Key issues to address early in a PERM case include:
- Review minimum requirements more than once before recruitment so as not to leave out real required credentials: it’s impermissible for an employer to reject applicants for lacking qualifications not stated as a requirement in the ads.
- Review the benefits and perks of the job also: it’s impermissible to offer the sponsored foreign worker benefits that are not made available to US applicants for the job, such as remote work.
- File a prevailing wage request first, to avoid expiration of ads or job order while a wage request is still pending.
- Get proof of worker’s degree and experience up front. A resume is not proof. Diplomas and final transcripts are proof of education, and signed work experience letters from prior employers are proof of past work experience.
- Get written assurances from the sponsoring employer that they are willing to provide their tax returns from the year of PERM filing onward, to meet “ability to pay” evidence requirements at the immigrant visa petition stage.

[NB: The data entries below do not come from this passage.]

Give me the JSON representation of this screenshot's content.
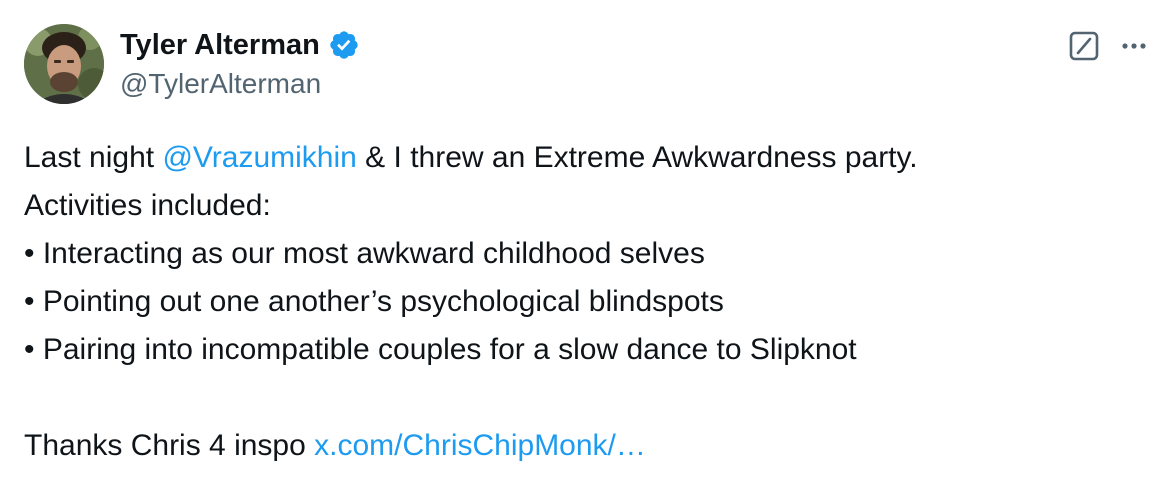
{
  "author": {
    "display_name": "Tyler Alterman",
    "handle": "@TylerAlterman",
    "verified": true,
    "avatar_icon": "avatar-photo"
  },
  "actions": {
    "grok_icon": "grok-slash-icon",
    "more_icon": "more-dots-icon"
  },
  "tweet": {
    "line1_before": "Last night ",
    "mention": "@Vrazumikhin",
    "line1_after": " & I threw an Extreme Awkwardness party.",
    "line2": "Activities included:",
    "bullets": [
      "• Interacting as our most awkward childhood selves",
      "• Pointing out one another’s psychological blindspots",
      "• Pairing into incompatible couples for a slow dance to Slipknot"
    ],
    "thanks_text": "Thanks Chris 4 inspo ",
    "thanks_link": "x.com/ChrisChipMonk/…"
  },
  "colors": {
    "text": "#0f1419",
    "secondary": "#536471",
    "link": "#1d9bf0",
    "verified": "#1d9bf0"
  }
}
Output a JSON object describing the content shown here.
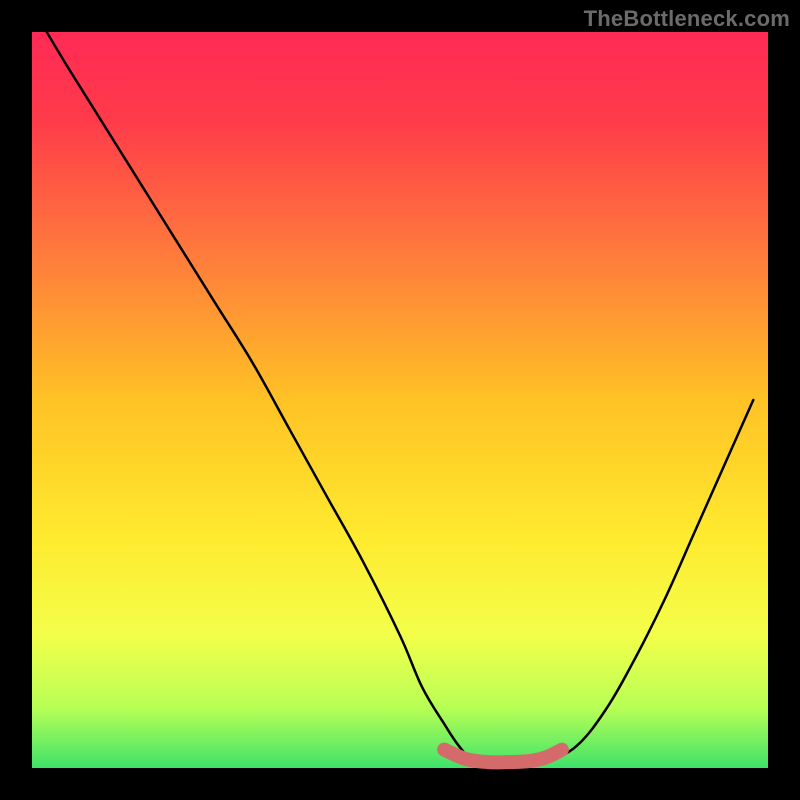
{
  "watermark": "TheBottleneck.com",
  "chart_data": {
    "type": "line",
    "title": "",
    "xlabel": "",
    "ylabel": "",
    "xlim": [
      0,
      100
    ],
    "ylim": [
      0,
      100
    ],
    "series": [
      {
        "name": "curve",
        "x": [
          2,
          5,
          10,
          15,
          20,
          25,
          30,
          35,
          40,
          45,
          50,
          53,
          56,
          58,
          60,
          63,
          66,
          70,
          74,
          78,
          82,
          86,
          90,
          94,
          98
        ],
        "y": [
          100,
          95,
          87,
          79,
          71,
          63,
          55,
          46,
          37,
          28,
          18,
          11,
          6,
          3,
          1,
          0.5,
          0.5,
          1,
          3,
          8,
          15,
          23,
          32,
          41,
          50
        ],
        "color": "#000000"
      },
      {
        "name": "marker-band",
        "x": [
          56,
          59,
          62,
          65,
          68,
          70,
          72
        ],
        "y": [
          2.5,
          1.2,
          0.8,
          0.8,
          1.0,
          1.5,
          2.5
        ],
        "color": "#d46a6a"
      }
    ],
    "background_gradient": {
      "top": "#ff2a55",
      "mid": "#ffd400",
      "bottom": "#3ee26a"
    }
  }
}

Since July 16, 2007, the sponsoring employer is required by regulation to pay all costs of preparing, filing and obtaining labor certification, including classified ads as well as attorney’s fees and expenses. Costs incurred in the labor certification process cannot be paid by or transferred to the foreign worker, nor can they be paid by a third party on the worker’s behalf; the employer may not later recoup any such costs via deductions from wages or benefits, nor by clawback provisions requiring reimbursement should the worker quit the job within a specified period of time after the grant of residence.